Auch laut der Deutschen Ultramarathon-Vereinigung (DUV) ist Eichner eine Ausnahme. Denn überwiegend liege der Schnitt bei etwa zwei Ultraläufen und einem Marathon pro Jahr. Nur sehr wenige Aktive bestreiten demnach mehr als zehn solcher Wettkämpfe. Vor der Corona-Pandemie im Jahr 2019 hätten rund 11.300 Menschen aus Deutschland mindestens einen Ultralauf absolviert.

"Überdosis tunlichst vermeiden"

Ein Marathon sei eine großartige Veranstaltung und auch Ausdauersport grundsätzlich gesund, findet der Sportmediziner Dr. Hans-Georg Predel von der Deutschen Sporthochschule Köln. "Wenn man Sport als Event betrachtet, dann ist natürlich gerade auch ein Marathon sicherlich ein großartiges Erlebnis und für viele Menschen auch immer wieder in Kombination mit touristischen Aktivitäten toll." In extremer Form machen es Läuferinnen und Läufer aus Sicht des Kardiologen aber nicht für die Gesundheit, sondern vor allem für das Erlebnis.

"Wir wissen aus vielen Studien, dass Sport wie ein Medikament wirkt. Doch auch das beste Medikament, das wir für die Herz-Kreislauf-Medizin oder für Infekte haben, hat eine Überdosierung, die man auch tunlichst vermeiden sollte." Bei Menschen ab 45 und 50 Jahren zeigten viele aktuelle Untersuchungen, dass sich extremer Ausdauersport auch negativ auf das Herz auswirken kann. "Es kommt offensichtlich zu einer besonderen Form von Herzrhythmusstörung, dem sogenannten Vorhofflimmern. Das ist nicht kleinzureden", erklärt der Professor vom Institut für Kreislaufforschung und Sportmedizin. Dazu kämen orthopädische Probleme wie etwa am Kniegelenk oder an den Füßen.

Menschen, die einen Marathon laufen wollen, empfiehlt Predel daher: "Dass man erst mal Respekt hat vor dieser sportlichen Herausforderung. Wir meinen, man muss sich mindestens drei bis vier Monate, besser sechs Monate vorher vorbereiten." Dazu gehören regelmäßiges Training, gute Laufschuhe und vorher ein ärztlicher Check. Auch eine Laufgruppe sei sinnvoll.

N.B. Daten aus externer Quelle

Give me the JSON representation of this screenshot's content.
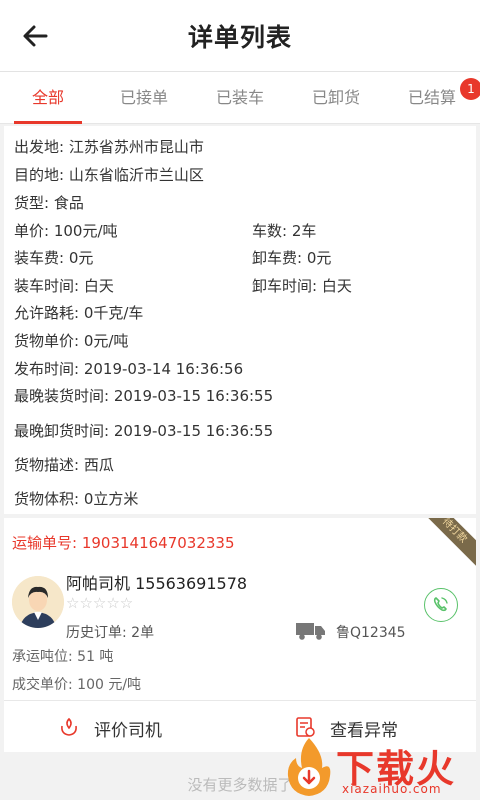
{
  "header": {
    "title": "详单列表"
  },
  "tabs": [
    {
      "label": "全部",
      "active": true
    },
    {
      "label": "已接单"
    },
    {
      "label": "已装车"
    },
    {
      "label": "已卸货"
    },
    {
      "label": "已结算",
      "badge": "1"
    }
  ],
  "details": {
    "origin": "出发地: 江苏省苏州市昆山市",
    "destination": "目的地: 山东省临沂市兰山区",
    "cargo_type": "货型: 食品",
    "unit_price": "单价: 100元/吨",
    "vehicles": "车数: 2车",
    "loading_fee": "装车费: 0元",
    "unloading_fee": "卸车费: 0元",
    "loading_time": "装车时间: 白天",
    "unloading_time": "卸车时间: 白天",
    "allowed_loss": "允许路耗: 0千克/车",
    "cargo_unit_price": "货物单价: 0元/吨",
    "publish_time": "发布时间: 2019-03-14 16:36:56",
    "latest_loading": "最晚装货时间: 2019-03-15 16:36:55",
    "latest_unloading": "最晚卸货时间: 2019-03-15 16:36:55",
    "description": "货物描述: 西瓜",
    "volume": "货物体积: 0立方米"
  },
  "transport": {
    "status_ribbon": "待打款",
    "order_no": "运输单号: 1903141647032335",
    "driver": "阿帕司机 15563691578",
    "stars": "☆☆☆☆☆",
    "history": "历史订单: 2单",
    "plate": "鲁Q12345",
    "tonnage": "承运吨位: 51 吨",
    "deal_price": "成交单价: 100 元/吨",
    "rate_label": "评价司机",
    "exception_label": "查看异常"
  },
  "footer": {
    "text": "没有更多数据了"
  },
  "watermark": {
    "text": "下载火",
    "sub": "xiazaihuo.com"
  },
  "colors": {
    "accent": "#e8382b",
    "phone": "#59c26a"
  },
  "icons": [
    "back-arrow-icon",
    "phone-icon",
    "truck-icon",
    "rate-driver-icon",
    "exception-icon"
  ]
}
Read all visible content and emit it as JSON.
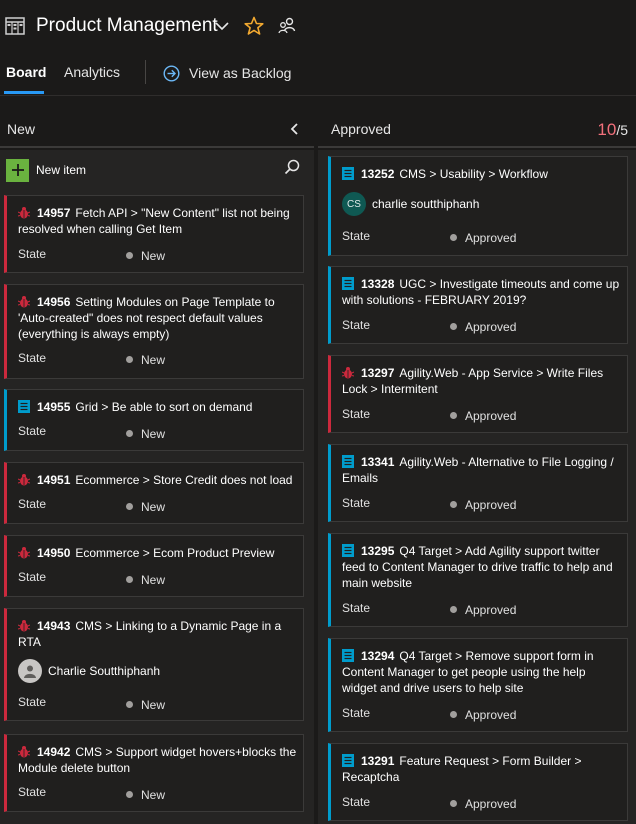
{
  "header": {
    "title": "Product Management",
    "icons": {
      "board": "board-icon",
      "dropdown": "chevron-down-icon",
      "favorite": "star-icon",
      "team": "team-members-icon"
    },
    "colors": {
      "favorite_star": "#f2a930",
      "accent": "#2899f5"
    }
  },
  "tabs": {
    "board": "Board",
    "analytics": "Analytics",
    "view_backlog": "View as Backlog"
  },
  "columns": {
    "new": {
      "title": "New",
      "new_item_label": "New item",
      "cards": [
        {
          "type": "bug",
          "id": "14957",
          "title": "Fetch API > \"New Content\" list not being resolved when calling Get Item",
          "state_label": "State",
          "state": "New"
        },
        {
          "type": "bug",
          "id": "14956",
          "title": "Setting Modules on Page Template to 'Auto-created\" does not respect default values (everything is always empty)",
          "state_label": "State",
          "state": "New"
        },
        {
          "type": "task",
          "id": "14955",
          "title": "Grid > Be able to sort on demand",
          "state_label": "State",
          "state": "New"
        },
        {
          "type": "bug",
          "id": "14951",
          "title": "Ecommerce  > Store Credit does not load",
          "state_label": "State",
          "state": "New"
        },
        {
          "type": "bug",
          "id": "14950",
          "title": "Ecommerce > Ecom Product Preview",
          "state_label": "State",
          "state": "New"
        },
        {
          "type": "bug",
          "id": "14943",
          "title": "CMS > Linking to a Dynamic Page in a RTA",
          "assignee": "Charlie Soutthiphanh",
          "state_label": "State",
          "state": "New"
        },
        {
          "type": "bug",
          "id": "14942",
          "title": "CMS > Support widget hovers+blocks the Module delete button",
          "state_label": "State",
          "state": "New"
        }
      ]
    },
    "approved": {
      "title": "Approved",
      "wip_count": "10",
      "wip_limit": "/5",
      "cards": [
        {
          "type": "task",
          "id": "13252",
          "title": "CMS > Usability > Workflow",
          "assignee": "charlie soutthiphanh",
          "assignee_initials": "CS",
          "state_label": "State",
          "state": "Approved"
        },
        {
          "type": "task",
          "id": "13328",
          "title": "UGC > Investigate timeouts and come up with solutions - FEBRUARY 2019?",
          "state_label": "State",
          "state": "Approved"
        },
        {
          "type": "bug",
          "id": "13297",
          "title": "Agility.Web - App Service > Write Files Lock > Intermitent",
          "state_label": "State",
          "state": "Approved"
        },
        {
          "type": "task",
          "id": "13341",
          "title": "Agility.Web - Alternative to File Logging / Emails",
          "state_label": "State",
          "state": "Approved"
        },
        {
          "type": "task",
          "id": "13295",
          "title": "Q4 Target > Add Agility support twitter feed to Content Manager to drive traffic to help and main website",
          "state_label": "State",
          "state": "Approved"
        },
        {
          "type": "task",
          "id": "13294",
          "title": "Q4 Target > Remove support form in Content Manager to get people using the help widget and drive users to help site",
          "state_label": "State",
          "state": "Approved"
        },
        {
          "type": "task",
          "id": "13291",
          "title": "Feature Request > Form Builder > Recaptcha",
          "state_label": "State",
          "state": "Approved"
        }
      ]
    }
  },
  "colors": {
    "bug": "#cc293d",
    "task": "#009ccc",
    "wip_over_limit": "#f1707b",
    "new_item_plus": "#6ab23f"
  }
}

Erstmals Tränen beim Zieleinlauf 2022 in Berlin

Zum Athletiktraining geht auch Sigrid Eichner einmal die Woche. Trotz mehrerer Operationen, wie zum Beispiel im September an den Augen, möchte sie weiter joggen. Durch die OP habe sie sich nicht richtig auf den Berliner Marathon Ende September vorbereiten können. Er sei ihr "emotional schwerster" Wettkampf jemals gewesen, erzählt sie: "Deswegen, weil ich ab Kilometer 10 bis zum Ziel Wadenkrämpfe hatte. Ich bin dann in gebückter Haltung gelaufen und hatte immer das Zeitlimit im Auge."

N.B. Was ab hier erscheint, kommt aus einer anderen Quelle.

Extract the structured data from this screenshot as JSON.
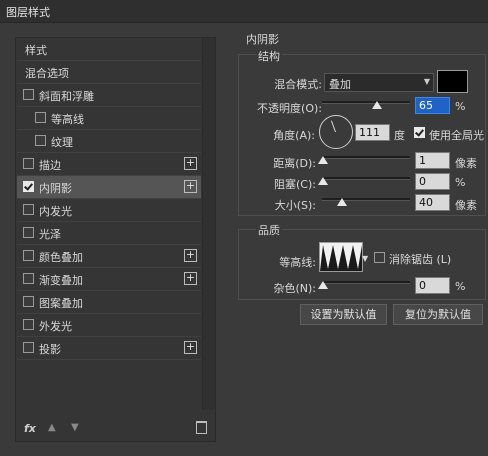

Ein netter Läufer habe ihr geholfen, nach über sieben Stunden ins Ziel zu kommen. "Die Anspannung war so groß, als wir über die Ziellinie kamen, liefen mir die Tränen runter. Bei keinem meiner Läufe, bei den ganzen 2.300 Läufen, sind mir jemals die Tränen gekommen", sagt Eichner. Und der Berliner Marathon nächstes Jahr? Die 82-Jährige ist sich sicher: "Natürlich will ich den mitlaufen."